El gobierno de México ha lanzado un ambicioso plan estratégico farmacéutico bajo el paraguas del Plan México, con el propósito claro de atraer inversión internacional, robustecer la producción nacional y consolidar una soberanía médica real. A partir de 2026, se espera que el país comience a producir medicamentos, insumos médicos y APIs (ingredientes farmacéuticos activos) en su territorio, reduciendo su dependencia de Asia y Estados Unidos.
Incentivos y ventaja competitiva
Se publicará pronto un decreto en el Diario Oficial de la Federación que otorgará puntos extra en licitaciones públicas a aquellas empresas que produzcan en México. Esto incluirá instalaciones físicas –como laboratorios, almacenes y plantas– y compromisos de inversión ligados al volumen adquirido por el Estado. Como resultado, las compras gubernamentales –valoradas en unos 300 000 mdp cada dos años– favorecerán a quienes apuesten por la planta nacional.
Relocalización de procesos críticos
El plan cuenta con apoyo de la Asociación Mexicana de Industrias de Investigación Farmacéutica (AMIIF) y la Secretaría de Economía. En los próximos meses iniciarán gestiones con Estados Unidos y Asia para atraer APIs y reactivar cadenas de valor estratégicas en México. También se han identificado y se resolverán los principales obstáculos regulatorios en aproximadamente ocho semanas.

Modernización regulatoria con Cofepris a la vanguardia
En paralelo, la Cofepris se encuentra en un proceso de digitalización y agilización regulatoria:
- Reducción de tiempos de aprobación de ensayos clínicos de entre 12–24 meses a apenas 40 días hábiles.
- Digitalización y mejora del registro sanitario mediante la plataforma DIGIPRiS, colaboración con el IMPI y homologación con estándares internacionales.
- El objetivo a mediano plazo: lograr certificación comparable a la FDA de EE. UU. y la EMA de Europa para fortalecer la confianza del sector internacional.

Inversión en biotecnología e innovación
El Secretario de Salud anunció más de 10 400 mdp en inversiones por parte de cuatro empresas (Kener, Genbio, Neolpharma y Neolsym) enfocadas en infraestructura, biotecnología avanzada (incluyendo terapias CAR‑T), oncología y vacunas, como parte del Plan México.

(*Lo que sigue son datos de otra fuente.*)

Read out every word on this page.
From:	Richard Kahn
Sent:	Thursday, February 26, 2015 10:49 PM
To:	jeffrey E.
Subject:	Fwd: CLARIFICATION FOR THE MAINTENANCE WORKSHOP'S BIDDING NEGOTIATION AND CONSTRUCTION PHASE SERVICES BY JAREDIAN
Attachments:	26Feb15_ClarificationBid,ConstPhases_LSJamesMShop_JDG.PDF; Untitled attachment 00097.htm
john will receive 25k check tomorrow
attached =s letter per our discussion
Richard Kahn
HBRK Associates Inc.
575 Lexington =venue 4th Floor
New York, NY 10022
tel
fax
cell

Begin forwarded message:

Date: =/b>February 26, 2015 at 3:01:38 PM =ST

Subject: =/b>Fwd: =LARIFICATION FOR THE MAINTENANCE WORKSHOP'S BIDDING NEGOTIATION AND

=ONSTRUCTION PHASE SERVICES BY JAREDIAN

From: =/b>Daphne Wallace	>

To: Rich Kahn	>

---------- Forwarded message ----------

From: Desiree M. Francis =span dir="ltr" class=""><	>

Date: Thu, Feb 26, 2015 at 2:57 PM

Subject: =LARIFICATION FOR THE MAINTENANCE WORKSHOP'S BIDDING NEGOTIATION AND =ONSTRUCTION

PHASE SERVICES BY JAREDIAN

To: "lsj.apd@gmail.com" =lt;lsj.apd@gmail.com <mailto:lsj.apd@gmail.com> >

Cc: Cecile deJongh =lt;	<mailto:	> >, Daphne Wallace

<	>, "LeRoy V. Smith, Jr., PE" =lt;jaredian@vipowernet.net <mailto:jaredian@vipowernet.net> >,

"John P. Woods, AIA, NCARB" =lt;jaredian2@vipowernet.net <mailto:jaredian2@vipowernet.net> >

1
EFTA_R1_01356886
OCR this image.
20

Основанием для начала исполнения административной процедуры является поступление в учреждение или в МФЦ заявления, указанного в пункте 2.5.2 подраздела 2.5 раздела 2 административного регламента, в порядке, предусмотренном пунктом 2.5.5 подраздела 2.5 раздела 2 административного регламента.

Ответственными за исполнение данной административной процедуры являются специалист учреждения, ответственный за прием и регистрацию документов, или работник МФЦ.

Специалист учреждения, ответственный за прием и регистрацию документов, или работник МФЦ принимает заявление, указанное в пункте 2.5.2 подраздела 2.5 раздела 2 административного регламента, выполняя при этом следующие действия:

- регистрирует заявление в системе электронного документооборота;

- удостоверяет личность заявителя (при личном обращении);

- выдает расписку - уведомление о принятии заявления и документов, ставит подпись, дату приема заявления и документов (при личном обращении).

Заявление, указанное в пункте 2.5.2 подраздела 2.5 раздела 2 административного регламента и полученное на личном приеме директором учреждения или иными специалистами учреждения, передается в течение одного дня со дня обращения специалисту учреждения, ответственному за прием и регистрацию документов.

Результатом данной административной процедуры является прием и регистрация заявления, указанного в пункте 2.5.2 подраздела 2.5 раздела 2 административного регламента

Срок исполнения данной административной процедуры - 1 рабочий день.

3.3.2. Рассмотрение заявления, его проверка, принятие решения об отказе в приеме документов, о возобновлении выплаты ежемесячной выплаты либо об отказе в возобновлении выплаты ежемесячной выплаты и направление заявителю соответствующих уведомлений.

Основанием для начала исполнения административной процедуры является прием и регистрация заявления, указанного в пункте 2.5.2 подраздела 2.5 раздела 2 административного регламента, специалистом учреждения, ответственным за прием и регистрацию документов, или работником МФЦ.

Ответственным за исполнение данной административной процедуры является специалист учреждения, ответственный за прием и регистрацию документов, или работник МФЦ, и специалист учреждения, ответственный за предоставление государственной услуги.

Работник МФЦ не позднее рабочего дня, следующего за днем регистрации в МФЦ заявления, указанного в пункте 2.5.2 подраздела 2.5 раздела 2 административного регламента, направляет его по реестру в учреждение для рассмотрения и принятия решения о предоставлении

Bioincubadoras y redes de innovación
Se prevé el desarrollo de bioincubadoras ligadas a laboratorios estratégicos como Birmex, que servirán como centros de colaboración entre universidades, centros de investigación y la industria, con objetivos en medicamentos, vacunas y dispositivos médicos.
Impactos esperados
- Reducción de costos, aumento de empleos y consolidación de cadenas productivas nacionales.
- Fortalecimiento del sistema de salud, con disponibilidad asegurada de insumos y medicamentos esenciales.
- Atracción de capital internacional, posicionando a México como hub regional en farmacéutica.
- Elevación del perfil científico, mediante ensayos clínicos y desarrollo biotecnológico de alto nivel.
Desafíos por enfrentar
- Estabilidad y cumplimiento del nuevo marco regulatorio.
- Capacidad continua de la Cofepris para certificar y acompañar procesos.
- Competencia global frente a mercados establecidos como India, Brasil y Estados Unidos.
El Plan México farmacéutico representa un giro estratégico hacia la autonomía sanitaria y la competitividad global. Con incentivos que favorecen la inversión y producción nacional, un marco regulatorio optimizado y una apuesta firme por la innovación, el país se acerca a convertirse en un actor clave del sector farmacéutico.
La implementación será decisiva: si México logra atraer y consolidar capital extranjero y nacional, podrá transformar su posición en la escena internacional y garantizar acceso oportuno y asequible a la salud de su población.